Lee gave her a curious stare and got right to the point. “If you want to set one off, let’s do it. We haven’t got the equipment to fire at one from the ship, but we do have the makings for our own detonator.”

Chana tapped the large camera bag she was carrying. “I’ve already brought the plastic and fuses.”

“I thought you would,” Lee said. “C-4?”

“A low-intensity variant. The activator is on the ship. We can blow it from there.”

“Then let’s get on with it. That one at the south end is the farthest away, so there shouldn’t be a concussion effect on the others.”

“Suppose a hunk of shrapnel hits one?” Talbot asked.

“That would answer the other question. Do the fuses still work.”

It was a full hour before they were satisfied with the placement of the plastic explosive.
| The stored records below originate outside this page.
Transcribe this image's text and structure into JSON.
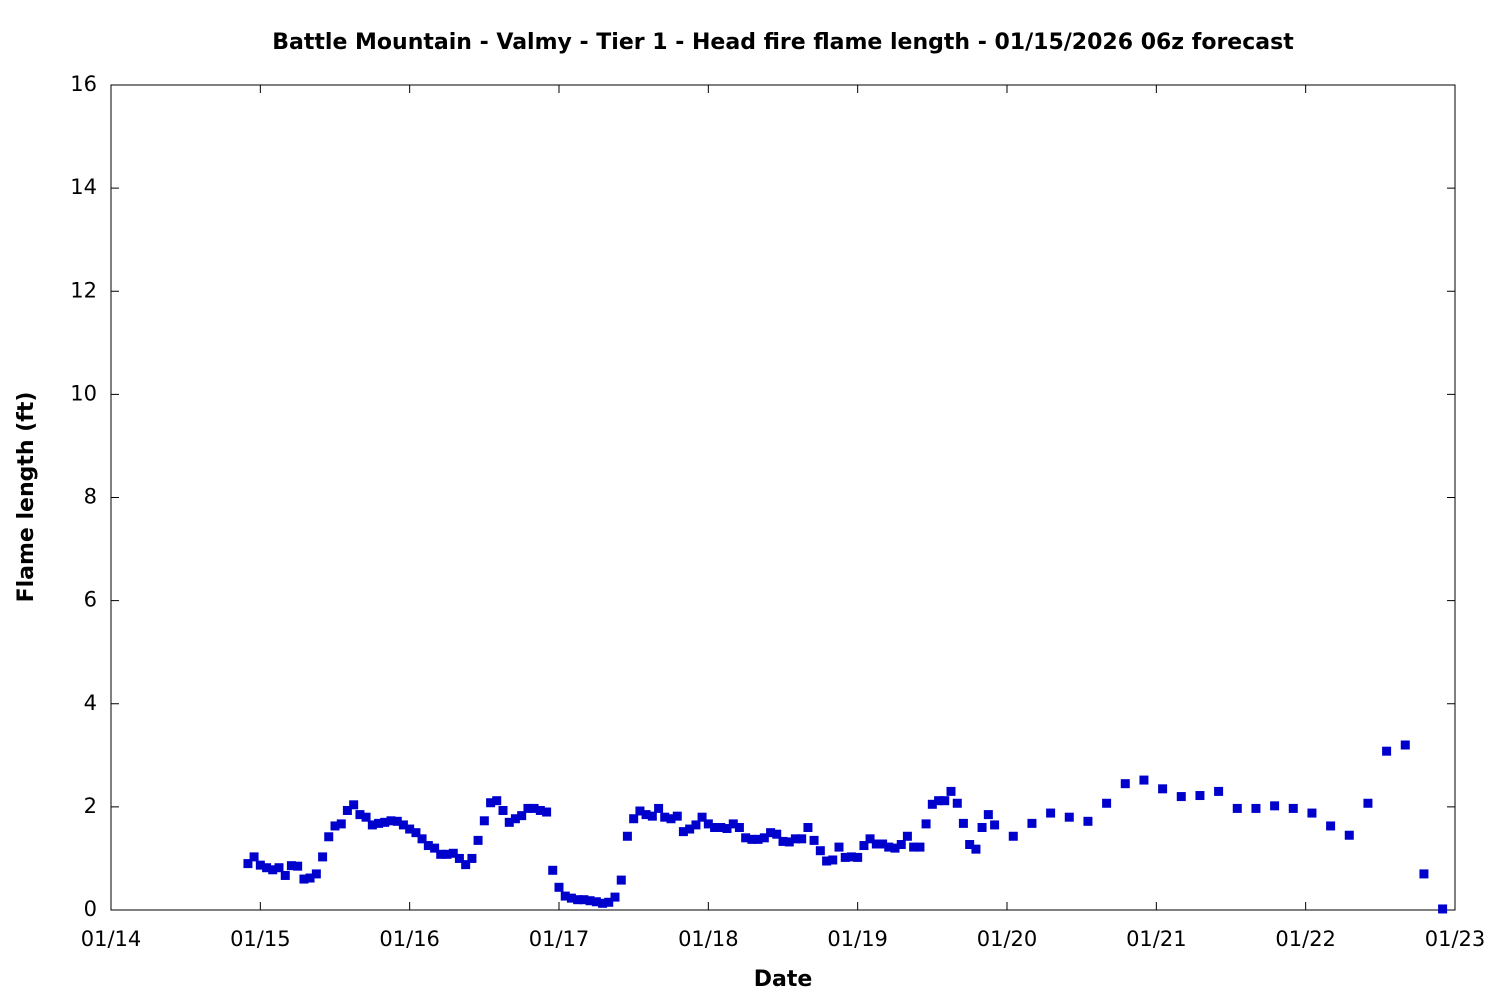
{
  "chart_data": {
    "type": "scatter",
    "title": "Battle Mountain - Valmy - Tier 1 - Head fire flame length - 01/15/2026 06z forecast",
    "xlabel": "Date",
    "ylabel": "Flame length (ft)",
    "color": "#0000cc",
    "xlim": [
      14,
      23
    ],
    "xticks": [
      {
        "value": 14,
        "label": "01/14"
      },
      {
        "value": 15,
        "label": "01/15"
      },
      {
        "value": 16,
        "label": "01/16"
      },
      {
        "value": 17,
        "label": "01/17"
      },
      {
        "value": 18,
        "label": "01/18"
      },
      {
        "value": 19,
        "label": "01/19"
      },
      {
        "value": 20,
        "label": "01/20"
      },
      {
        "value": 21,
        "label": "01/21"
      },
      {
        "value": 22,
        "label": "01/22"
      },
      {
        "value": 23,
        "label": "01/23"
      }
    ],
    "ylim": [
      0,
      16
    ],
    "yticks": [
      0,
      2,
      4,
      6,
      8,
      10,
      12,
      14,
      16
    ],
    "x": [
      14.917,
      14.958,
      15,
      15.042,
      15.083,
      15.125,
      15.167,
      15.208,
      15.25,
      15.292,
      15.333,
      15.375,
      15.417,
      15.458,
      15.5,
      15.542,
      15.583,
      15.625,
      15.667,
      15.708,
      15.75,
      15.792,
      15.833,
      15.875,
      15.917,
      15.958,
      16,
      16.042,
      16.083,
      16.125,
      16.167,
      16.208,
      16.25,
      16.292,
      16.333,
      16.375,
      16.417,
      16.458,
      16.5,
      16.542,
      16.583,
      16.625,
      16.667,
      16.708,
      16.75,
      16.792,
      16.833,
      16.875,
      16.917,
      16.958,
      17,
      17.042,
      17.083,
      17.125,
      17.167,
      17.208,
      17.25,
      17.292,
      17.333,
      17.375,
      17.417,
      17.458,
      17.5,
      17.542,
      17.583,
      17.625,
      17.667,
      17.708,
      17.75,
      17.792,
      17.833,
      17.875,
      17.917,
      17.958,
      18,
      18.042,
      18.083,
      18.125,
      18.167,
      18.208,
      18.25,
      18.292,
      18.333,
      18.375,
      18.417,
      18.458,
      18.5,
      18.542,
      18.583,
      18.625,
      18.667,
      18.708,
      18.75,
      18.792,
      18.833,
      18.875,
      18.917,
      18.958,
      19,
      19.042,
      19.083,
      19.125,
      19.167,
      19.208,
      19.25,
      19.292,
      19.333,
      19.375,
      19.417,
      19.458,
      19.5,
      19.542,
      19.583,
      19.625,
      19.667,
      19.708,
      19.75,
      19.792,
      19.833,
      19.875,
      19.917,
      20.042,
      20.167,
      20.292,
      20.417,
      20.542,
      20.667,
      20.792,
      20.917,
      21.042,
      21.167,
      21.292,
      21.417,
      21.542,
      21.667,
      21.792,
      21.917,
      22.042,
      22.167,
      22.292,
      22.417,
      22.542,
      22.667,
      22.792,
      22.917
    ],
    "values": [
      0.9,
      1.03,
      0.87,
      0.82,
      0.78,
      0.82,
      0.67,
      0.86,
      0.85,
      0.6,
      0.62,
      0.7,
      1.03,
      1.42,
      1.63,
      1.67,
      1.93,
      2.04,
      1.85,
      1.8,
      1.65,
      1.68,
      1.7,
      1.73,
      1.72,
      1.65,
      1.57,
      1.5,
      1.38,
      1.25,
      1.2,
      1.08,
      1.08,
      1.1,
      1.0,
      0.88,
      1.0,
      1.35,
      1.73,
      2.08,
      2.12,
      1.93,
      1.7,
      1.77,
      1.83,
      1.97,
      1.97,
      1.93,
      1.9,
      0.77,
      0.44,
      0.27,
      0.23,
      0.2,
      0.2,
      0.18,
      0.16,
      0.13,
      0.15,
      0.25,
      0.58,
      1.43,
      1.77,
      1.92,
      1.85,
      1.82,
      1.97,
      1.8,
      1.77,
      1.82,
      1.52,
      1.57,
      1.65,
      1.8,
      1.67,
      1.6,
      1.6,
      1.58,
      1.67,
      1.6,
      1.4,
      1.37,
      1.37,
      1.4,
      1.5,
      1.47,
      1.33,
      1.32,
      1.38,
      1.38,
      1.6,
      1.35,
      1.15,
      0.95,
      0.97,
      1.22,
      1.02,
      1.03,
      1.02,
      1.25,
      1.38,
      1.28,
      1.28,
      1.22,
      1.2,
      1.27,
      1.43,
      1.22,
      1.22,
      1.67,
      2.05,
      2.12,
      2.12,
      2.3,
      2.07,
      1.68,
      1.27,
      1.18,
      1.6,
      1.85,
      1.65,
      1.43,
      1.68,
      1.88,
      1.8,
      1.72,
      2.07,
      2.45,
      2.52,
      2.35,
      2.2,
      2.22,
      2.3,
      1.97,
      1.97,
      2.02,
      1.97,
      1.88,
      1.63,
      1.45,
      2.07,
      3.08,
      3.2,
      0.7,
      0.02
    ]
  }
}
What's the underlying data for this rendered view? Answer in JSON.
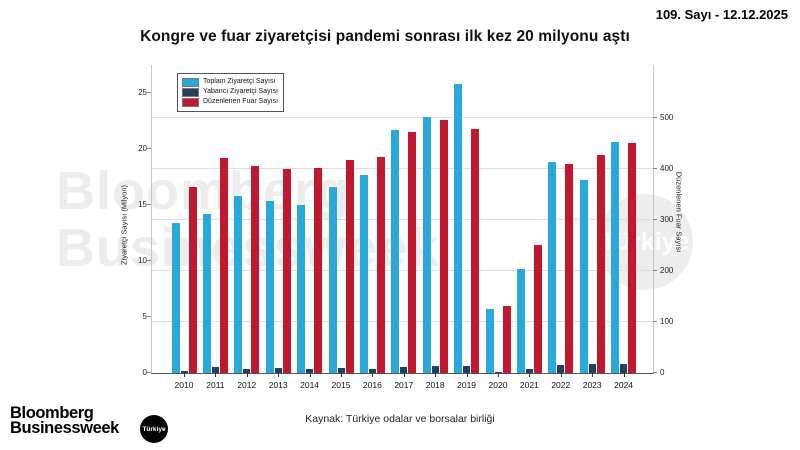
{
  "header": {
    "issue": "109. Sayı - 12.12.2025",
    "title": "Kongre ve fuar ziyaretçisi pandemi sonrası ilk kez 20 milyonu aştı"
  },
  "chart_data": {
    "type": "bar",
    "title": "Kongre ve fuar ziyaretçisi pandemi sonrası ilk kez 20 milyonu aştı",
    "categories": [
      "2010",
      "2011",
      "2012",
      "2013",
      "2014",
      "2015",
      "2016",
      "2017",
      "2018",
      "2019",
      "2020",
      "2021",
      "2022",
      "2023",
      "2024"
    ],
    "series": [
      {
        "name": "Toplam Ziyaretçi Sayısı",
        "key": "toplam",
        "axis": "left",
        "color": "#29a8dc",
        "values": [
          13.4,
          14.2,
          15.8,
          15.4,
          15.0,
          16.6,
          17.7,
          21.7,
          22.9,
          25.8,
          5.7,
          9.3,
          18.8,
          17.2,
          20.6
        ]
      },
      {
        "name": "Yabancı Ziyaretçi Sayısı",
        "key": "yabanci",
        "axis": "left",
        "color": "#1e4164",
        "values": [
          0.2,
          0.55,
          0.4,
          0.45,
          0.4,
          0.45,
          0.4,
          0.55,
          0.65,
          0.65,
          0.1,
          0.35,
          0.7,
          0.8,
          0.8
        ]
      },
      {
        "name": "Düzenlenen Fuar Sayısı",
        "key": "fuar",
        "axis": "right",
        "color": "#c2182f",
        "values": [
          365,
          422,
          405,
          401,
          403,
          417,
          423,
          472,
          497,
          478,
          132,
          252,
          409,
          428,
          452
        ]
      }
    ],
    "left_axis": {
      "label": "Ziyaretçi Sayısı (Milyon)",
      "ticks": [
        0,
        5,
        10,
        15,
        20,
        25
      ],
      "max": 27.5
    },
    "right_axis": {
      "label": "Düzenlenen Fuar Sayısı",
      "ticks": [
        0,
        100,
        200,
        300,
        400,
        500
      ],
      "max": 604
    },
    "grid": "horizontal, at right-axis ticks",
    "legend_position": "top-left"
  },
  "source": "Kaynak: Türkiye odalar ve borsalar birliği",
  "footer_logo": {
    "line1": "Bloomberg",
    "line2": "Businessweek",
    "badge": "Türkiye"
  },
  "watermark": {
    "line1": "Bloomberg",
    "line2": "Businessweek",
    "badge": "Türkiye"
  }
}
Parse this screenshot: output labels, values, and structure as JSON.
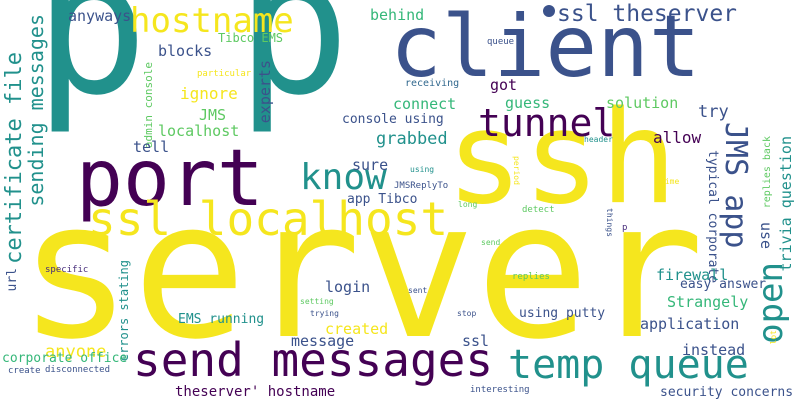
{
  "words": {
    "server": "server",
    "p1": "p",
    "p2": "p",
    "ssh": "ssh",
    "client": "client",
    "port": "port",
    "ssl_localhost": "ssl localhost",
    "send_messages": "send messages",
    "temp_queue": "temp queue",
    "tunnel": "tunnel",
    "know": "know",
    "hostname": "hostname",
    "ssl_theserver": "ssl theserver",
    "jms_app": "JMS app",
    "open": "open",
    "certificate_file": "certificate file",
    "sending_messages": "sending messages",
    "anyone": "anyone",
    "anyways": "anyways",
    "behind": "behind",
    "tibco_ems": "Tibco EMS",
    "blocks": "blocks",
    "ignore": "ignore",
    "jms": "JMS",
    "localhost": "localhost",
    "tell": "tell",
    "experts": "experts",
    "admin_console": "admin console",
    "particular": "particular",
    "receiving": "receiving",
    "queue": "queue",
    "got": "got",
    "connect": "connect",
    "guess": "guess",
    "solution": "solution",
    "try": "try",
    "console_using": "console using",
    "grabbed": "grabbed",
    "allow": "allow",
    "header": "header",
    "typical_corporate": "typical corporate",
    "replies_back": "replies back",
    "trivia_question": "trivia question",
    "sure": "sure",
    "using_small": "using",
    "app_tibco": "app Tibco",
    "jmsreplyto": "JMSReplyTo",
    "period": "period",
    "time": "time",
    "things": "things",
    "p_small": "p",
    "long": "long",
    "detect": "detect",
    "use": "use",
    "send": "send",
    "url": "url",
    "login": "login",
    "firewall": "firewall",
    "specific": "specific",
    "replies": "replies",
    "strangely": "Strangely",
    "easy_answer": "easy answer",
    "errors_stating": "errors stating",
    "sent": "sent",
    "setting": "setting",
    "trying": "trying",
    "stop": "stop",
    "using_putty": "using putty",
    "ems_running": "EMS running",
    "application": "application",
    "created": "created",
    "message": "message",
    "ssl": "ssl",
    "instead": "instead",
    "corporate_office": "corporate office",
    "create": "create",
    "disconnected": "disconnected",
    "interesting": "interesting",
    "theserver_hostname": "theserver' hostname",
    "security_concerns": "security concerns",
    "lot": "lot"
  },
  "palette": {
    "purple": "#440154",
    "navy": "#3b528b",
    "teal": "#21918c",
    "green": "#5ec962",
    "yellow": "#f5e61e",
    "background": "#ffffff"
  }
}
Sand had been carefully piled up around the aged mine to constrict any outward force, and all debris pulled as far back from the charge as they could get it. When the fuse was finally set and the tiny antenna checked, the three of them got back on the dinghy, started up the fifteen-horsepower Johnson outboard and headed back to the Tellig.

From a mile offshore they watched the beach while Chana went up to the bow, held out the electronic activator and flicked the switch to on.

All they saw was a small puff of sand onshore as the mine reacted with a miniature explosion whose noise, coming seconds later, was little more than a dull plop.

“Looks like Berger was right,” Chana told them.

Lee Colbert switched off the power to the long-lensed video camera and pulled out the tape. “Want to see it close-up?” He slid the tape into the viewer and turned it on.

Distance meant nothing to modern technology. The camera put the viewer directly in front of the sand-packed mine so that every detail was visible. They could see the plastic with its fuse and antenna plastered to the coral, the scattered wreckage around the area and a lone fiddler crab that had wandered too far from its shoreline burrow.

And then it went off. There was no startling explosion, just a silent eruption of sand and metal, with the big steel ball seeming to break apart into dozens of chunks in the middle of a rain of sand. It all settled down quickly, lay there a moment, then the screen went blank.

“I guess Berger was right,” Lee said. “It’ll make an interesting report.”